A renewed push at the Ohio statehouse calls for banning trucks from using the far left lane on certain highways “to provide clear and safe passage” for motorists.
Current Ohio law requires any vehicle moving at less than the normal speed of traffic to stay to the right. Exceptions to the lane rule are made for preparing to turn or to overtake and pass another vehicle.
The House Transportation, Public Safety and Homeland Security Committee has met twice this month to discuss a bill to mandate that large vehicles weighing more than 10,000 pounds stay in the two right-hand lanes on stretches of highway with three or more lanes in the same direction.
Exceptions to the rule would include situations when a trucker is preparing to exit the roadway from the left.
Sponsored by Rep. Marilyn Slaby, R-Copley, HB100 would authorize fines up to $150 for violators. Offenders who were convicted of other traffic offenses within the past year would face fines up to $500 and/or up to 60 days behind bars.
She points out that the Ohio Turnpike already has the truck-lane restriction in place.
Officials at the Owner-Operator Independent Drivers Association say that truckers are first-hand observers of the negative consequences of misguided traffic laws, and while perhaps not intended, HB100 would pose serious challenges for truckers and jeopardize the safety of the traveling public.
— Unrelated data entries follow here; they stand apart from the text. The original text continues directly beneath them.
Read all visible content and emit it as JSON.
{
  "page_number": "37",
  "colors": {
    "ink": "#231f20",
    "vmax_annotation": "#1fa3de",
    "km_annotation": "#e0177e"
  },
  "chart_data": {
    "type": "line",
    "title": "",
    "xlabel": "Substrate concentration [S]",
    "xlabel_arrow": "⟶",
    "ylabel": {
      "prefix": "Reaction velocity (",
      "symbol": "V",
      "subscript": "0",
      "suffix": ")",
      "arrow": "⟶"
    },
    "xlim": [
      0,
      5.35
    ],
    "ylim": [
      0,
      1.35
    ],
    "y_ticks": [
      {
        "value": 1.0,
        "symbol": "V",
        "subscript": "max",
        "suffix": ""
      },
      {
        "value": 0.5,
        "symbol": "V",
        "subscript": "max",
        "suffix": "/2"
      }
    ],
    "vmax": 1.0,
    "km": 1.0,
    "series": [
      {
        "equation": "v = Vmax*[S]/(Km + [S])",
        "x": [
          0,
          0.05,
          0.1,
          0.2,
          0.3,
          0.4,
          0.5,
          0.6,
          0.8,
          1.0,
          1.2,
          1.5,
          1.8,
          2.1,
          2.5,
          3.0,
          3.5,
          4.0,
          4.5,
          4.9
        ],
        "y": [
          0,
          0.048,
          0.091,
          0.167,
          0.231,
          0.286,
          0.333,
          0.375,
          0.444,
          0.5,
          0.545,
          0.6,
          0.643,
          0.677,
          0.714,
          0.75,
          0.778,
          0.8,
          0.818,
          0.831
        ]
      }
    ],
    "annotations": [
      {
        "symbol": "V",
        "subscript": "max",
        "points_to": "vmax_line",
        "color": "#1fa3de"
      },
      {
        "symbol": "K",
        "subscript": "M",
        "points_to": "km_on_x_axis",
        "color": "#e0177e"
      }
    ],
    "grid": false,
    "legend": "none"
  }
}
Slaby introduced the same bill during the 2013 regular session but it failed to advance from committee.
In hopes that sentiment has changed, Slaby told panel members during recent discussion on the bill that the lane restriction “will help to deter drivers from attempting to pass on the right hand side of the road by maintaining an open lane with which to pass slower moving trucks.”
Truckers say they use the left lane while driving through congested areas to avoid traffic entering and exiting the roadway. They say it is the safest place to be during peak travel times.
Others say it is the responsibility of the Ohio Highway Patrol to enforce the existing rule on slow moving vehicles impeding traffic.
Mike Matousek, OOIDA director of state legislative affairs, said that truckers contribute a significant amount of money to federal, state and local transportation accounts and they have every right to use any available lane.
“If the left-hand lane is open, trucks should be free to use it and be held to the same standard as every other motorist,” Matousek said. “At the very least, it is counterproductive to enact and enforce traffic laws that actually decrease safety; rather than improve it.”
The bill awaits further consideration in committee.
A provision added to the state’s transportation budget bill also addresses left-lane use. Specifically, HB53 includes a provision to make the left lane of affected highways off limits for all vehicles except to pass or make room for merging vehicles.
If approved, the Ohio Department of Transportation would be responsible for posting “Keep right except to pass” signs to alert travelers of the rule.